Über Werth und Charakter unseres Liedes sind sehr verschiedene Urtheile gefällt worden. Einige haben es für ein Spottlied voll lucianischen Witzes, wohl gar für das eines Christen auf die heidnischen Götter gehalten. Dagegen findet Köppen, der es für ein echt heidnisches Lied erklärt, seinen Grundton tief tragisch. Jene furchtbare Zerrißenheit, welche dem Untergang vorhergeht, habe sich der Götter bemeistert und diese werde unnachahmlich schön geschildert, so daß man nicht umhin könne, das Gedicht für eins der tiefsinnigsten und best ausgeführten zu erklären. Die Wahrheit liegt wohl auch dießmal in der Mitte. Von einem tieftragischen Grundtone des Liedes kann man wohl so wenig als von seinem großen Tiefsinn sprechen, eher noch von einer schon ziemlich leichtfertigen Reflexion über die Götter, die nicht mehr die beste Zeit verräth. Der Untergang der Asen, den auch dieß Lied behandelt, lag zwar schon früh in dem Gefühl der Nordbewohner, und die Ahnung, daß sie an ihrer eigenen Schuld zu Grunde gehen, spricht bereits die Wöluspa aus; unser Lied sucht aber die Schuld an den einzelnen Göttern nachzuweisen, wobei es viel klügelnden Scharfsinn aufbietet, und wo dieser nicht ausreicht, sogar zu absichtlichen Erdichtungen und Entstellungen greift, weshalb es der Mythologe nur mit Vorsicht benutzen sollte. Indem es dem Loki diese Anklagen der Götter in den Mund legt, und ihn so zum Feinde, zum bösen Gewißen der Götter macht, faßt es dessen Wesen schon in einem ziemlich modernen Sinne auf, von dem z. B. Thrymskwida noch nichts weiß.
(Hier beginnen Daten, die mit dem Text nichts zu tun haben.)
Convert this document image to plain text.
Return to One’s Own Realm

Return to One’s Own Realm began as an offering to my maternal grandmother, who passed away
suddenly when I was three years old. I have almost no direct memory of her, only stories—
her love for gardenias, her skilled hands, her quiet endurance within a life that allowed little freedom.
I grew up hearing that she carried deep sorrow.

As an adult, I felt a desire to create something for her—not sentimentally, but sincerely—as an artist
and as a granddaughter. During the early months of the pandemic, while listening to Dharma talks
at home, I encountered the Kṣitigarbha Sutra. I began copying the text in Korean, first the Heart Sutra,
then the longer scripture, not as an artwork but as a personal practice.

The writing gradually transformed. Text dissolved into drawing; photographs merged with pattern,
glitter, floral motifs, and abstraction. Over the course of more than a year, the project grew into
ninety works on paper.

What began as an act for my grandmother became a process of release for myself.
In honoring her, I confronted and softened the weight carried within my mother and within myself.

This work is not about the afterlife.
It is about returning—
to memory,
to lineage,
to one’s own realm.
Absichtliche Erdichtungen und Entstellungen finden wir in dem Vorwurf der Buhlerei, welchen Loki der Reihe nach fast gegen alle Göttinnen richtet. Was zunächst Idun (Str. 17) betrifft, so ist von ihr nicht bekannt, daß sie den Mörder ihres Bruders umarmt habe. Von Gerda freilich, mit der sie sich, wie wir bei Skirnisför angedeutet haben, zu berühren scheint, kann dieß gesagt werden, da Freyr ihren Bruder Beli erschlagen hatte. Da aber beide Wesen sonst in diesem Gedicht auseinander gehalten sind, indem Idun als Bragis Gattin erscheint, und Gerda Str. 42 als Freys Gemahlin, so war der Dichter zu solcher Identification nicht berechtigt, und es ist ein Nothbehelf, wenn er sich dieses sonst gebräuchlichen Mittels hier bedient. Gefion wird D. 36 als jungfräulich gedacht, was freilich mit D. 1 nicht zum Besten stimmt. Was ihr aber Str. 20 Schuld gegeben wird, scheint wieder auf einer absichtlichen Verwechselung, und zwar mit Freyja zu beruhen, die sich für das Kleinod Brisingamen den Zwergen Preis gab, vgl. Sn. 354–357 und Gr. Myth. 283. Nun führt zwar Freyja nach D. 35 auch den Namen Gefn, der dem Gefions verwandt sein mag; aber


Empfohlene Zitierweise:
Karl Simrock (Hrsg.): Die Edda, die ältere und jüngere, nebst den mythischen Erzählungen der Skalda, 6. Aufl., Stuttgart 1876, Seite 394. Digitale Volltext-Ausgabe bei Wikisource, URL: https://de.wikisource.org/w/index.php?title=Seite:Die_Edda_(1876).djvu/402&oldid=- (Version vom 18.8.2016)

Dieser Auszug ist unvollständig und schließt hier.